Is Philip Pullman of Aslan's Party Without Knowing It?
What Pullman misses about Narnia – plus bonus talk and essay on innocence, experience and the Fall in C. S. Lewis's Chronicles of Narnia and Philip Pullman's His Dark Materials
Pullman recently went on Alex O’Connor’s Within Reason podcast, reiterating his long-held, self-described hatred of Narnia – he thinks Lewis tells lies to children. But what do Lewis and Pullman have in common with their view of imagination? Can you have a Republic of Heaven instead of a Kingdom? Is Pullman "of Aslan's party without knowing it"?
I was delighted that the Critic online magazine chose to publish my response to why Philip Pullman, exploring how he is more like C. S. Lewis than he might think.
I’ve enjoyed the discussion it has created, with long threads debating it on Facebook groups about C. S. Lewis, mythology and science fiction.
Check it out and let me know what you think – and keep reading here for further reflections on this debate from my academic paper on the topic…
A bonus for supporters
My article for the Critic is based on an academic paper I gave at the C. S. Lewis International Interdisciplinary Conference back in November. As a bonus for my supporters, I’m including my paper and a video of me delivering it below, covering the topic from some different angles (plus a bunch of footnotes!)
Almost all my output is available freely, but as a freelance writer and editor, I give a significant amount of time to writing and podcasting about imagination, meaning-making and faith here on Substack.
That comes with real costs: financial (software subscriptions and the like) as well as time and opportunity cost – it’s time I’m then not spending doing paid editorial work.

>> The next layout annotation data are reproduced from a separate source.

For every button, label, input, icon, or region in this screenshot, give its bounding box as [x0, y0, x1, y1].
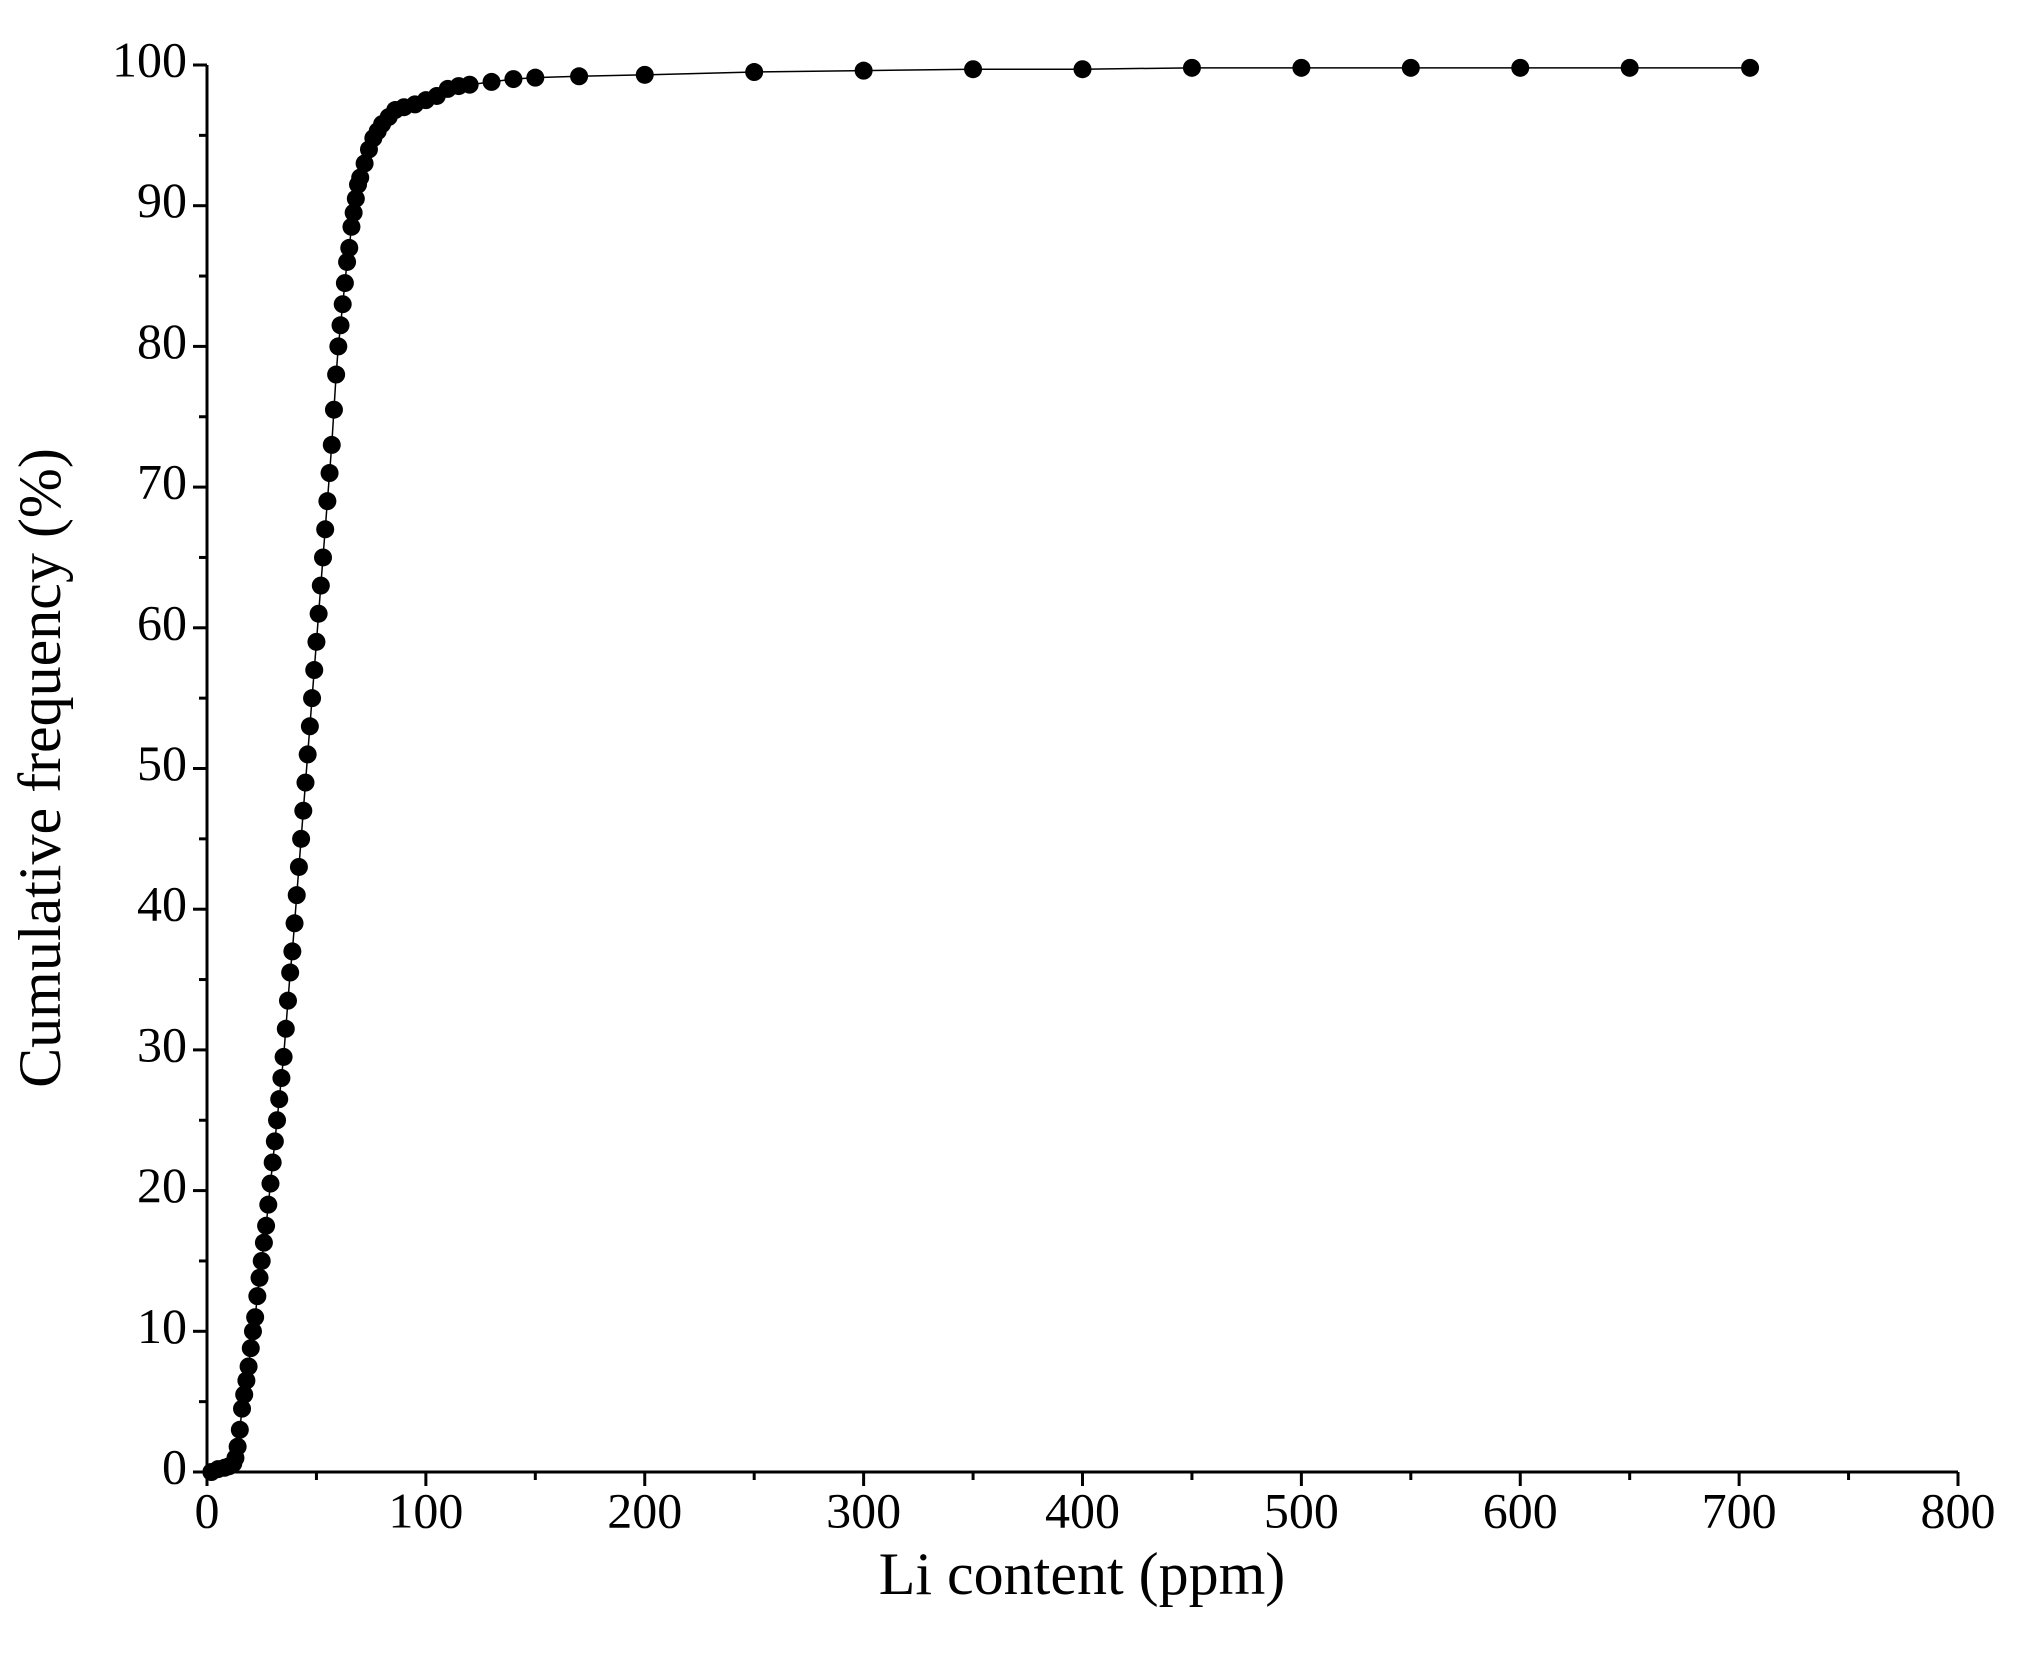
data-point: [570, 67, 589, 86]
data-point: [285, 914, 304, 933]
data-point: [1511, 58, 1530, 77]
data-point: [526, 68, 545, 87]
data-point: [243, 1322, 262, 1341]
data-point: [276, 1019, 295, 1038]
data-point: [237, 1371, 256, 1390]
data-point: [504, 70, 523, 89]
data-point: [635, 65, 654, 84]
data-line: [211, 67, 1751, 1473]
y-tick-label: 20: [137, 1157, 187, 1213]
data-point: [1182, 58, 1201, 77]
data-point: [241, 1339, 260, 1358]
data-point: [854, 61, 873, 80]
data-point: [318, 492, 337, 511]
data-point: [305, 661, 324, 680]
y-tick-label: 30: [137, 1016, 187, 1072]
data-point: [283, 942, 302, 961]
data-point: [250, 1268, 269, 1287]
data-point: [342, 217, 361, 236]
data-point: [964, 60, 983, 79]
data-point: [1741, 58, 1760, 77]
data-point: [344, 203, 363, 222]
data-point: [307, 632, 326, 651]
y-tick-label: 50: [137, 735, 187, 791]
data-point: [322, 435, 341, 454]
data-point: [300, 717, 319, 736]
data-point: [324, 400, 343, 419]
data-point: [289, 857, 308, 876]
data-point: [482, 72, 501, 91]
x-tick-label: 600: [1483, 1482, 1558, 1538]
y-tick-label: 100: [112, 31, 187, 87]
data-point: [346, 189, 365, 208]
y-tick-label: 60: [137, 594, 187, 650]
x-tick-label: 200: [607, 1482, 682, 1538]
data-point: [292, 829, 311, 848]
data-point: [248, 1287, 267, 1306]
data-point: [1073, 60, 1092, 79]
data-point: [261, 1174, 280, 1193]
x-axis-title: Li content (ppm): [879, 1541, 1286, 1607]
x-tick-label: 0: [195, 1482, 220, 1538]
data-point: [228, 1437, 247, 1456]
y-tick-label: 40: [137, 876, 187, 932]
x-tick-label: 300: [826, 1482, 901, 1538]
y-tick-label: 70: [137, 454, 187, 510]
data-point: [351, 168, 370, 187]
data-point: [303, 689, 322, 708]
data-point: [329, 337, 348, 356]
data-point: [230, 1420, 249, 1439]
data-point: [278, 991, 297, 1010]
data-point: [252, 1251, 271, 1270]
data-point: [1620, 58, 1639, 77]
y-axis-title: Cumulative frequency (%): [7, 448, 73, 1088]
data-point: [309, 604, 328, 623]
data-point: [272, 1069, 291, 1088]
data-point: [235, 1385, 254, 1404]
data-point: [263, 1153, 282, 1172]
y-tick-label: 80: [137, 313, 187, 369]
data-point: [333, 295, 352, 314]
data-point: [316, 520, 335, 539]
x-tick-label: 800: [1921, 1482, 1996, 1538]
y-tick-label: 0: [162, 1438, 187, 1494]
y-tick-label: 10: [137, 1298, 187, 1354]
data-point: [355, 154, 374, 173]
data-point: [1292, 58, 1311, 77]
data-point: [340, 238, 359, 257]
data-point: [1401, 58, 1420, 77]
data-point: [335, 274, 354, 293]
data-point: [259, 1195, 278, 1214]
data-point: [320, 464, 339, 483]
data-point: [298, 745, 317, 764]
data-point: [311, 576, 330, 595]
data-point: [270, 1090, 289, 1109]
data-point: [294, 801, 313, 820]
data-point: [296, 773, 315, 792]
y-tick-label: 90: [137, 172, 187, 228]
data-point: [257, 1216, 276, 1235]
x-tick-label: 100: [388, 1482, 463, 1538]
x-tick-label: 400: [1045, 1482, 1120, 1538]
data-point: [327, 365, 346, 384]
data-point: [274, 1047, 293, 1066]
data-point: [233, 1399, 252, 1418]
data-point: [239, 1357, 258, 1376]
x-tick-label: 500: [1264, 1482, 1339, 1538]
x-tick-label: 700: [1702, 1482, 1777, 1538]
data-point: [246, 1308, 265, 1327]
data-point: [268, 1111, 287, 1130]
data-point: [287, 886, 306, 905]
data-point: [281, 963, 300, 982]
data-point: [338, 252, 357, 271]
data-point: [254, 1233, 273, 1252]
data-point: [265, 1132, 284, 1151]
data-point: [460, 75, 479, 94]
data-point: [314, 548, 333, 567]
data-point: [745, 63, 764, 82]
data-point: [331, 316, 350, 335]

Of Man’s First Disobedience: innocence, wisdom and the Fall in The Chronicles of Narnia and His Dark Materials
Down through the years, poets, storytellers and theologians have interpreted and reinterpreted the origin myth of the Fall. C. S. Lewis and Phillip Pullman each reimagine the Fall as a way of engaging with questions of innocence and wisdom, and what it means to grow up as a human being.
Pullman’s trilogy is very consciously a response to the Narnia books, both deeply influenced by them and seeking to repudiate many of their messages. “I hate the Narnia books,” said Pullman, “and I hate them with deep and bitter passion, with their view of childhood as a golden age from which sexuality and adulthood are a falling away”.1
But is this an accurate appraisal of the Narnia books, and are the ideas of childhood and growing up in Pullman’s His Dark Materials trilogy really so different? I believe that while there are deep theological differences, there are also some surprising affinities and continuities, as we’ll explore.
The differences in outlook are evident from their very beginnings. There is an intriguing parallel with The Lion, the Witch and the Wardrobe in the opening chapter of Northern Lights: both share in the characters of Lucy and Lyra young female protagonists who each have a strong sense of curiosity, and crucially, both begin their adventures by hiding in a wardrobe.
But the differing circumstances in which they do so encapsulates the deep difference in outlooks between the two stories: Lyra is trespassing, a transgression of the rules, whereas Lucy’s exploration is innocent. What are the implications of this?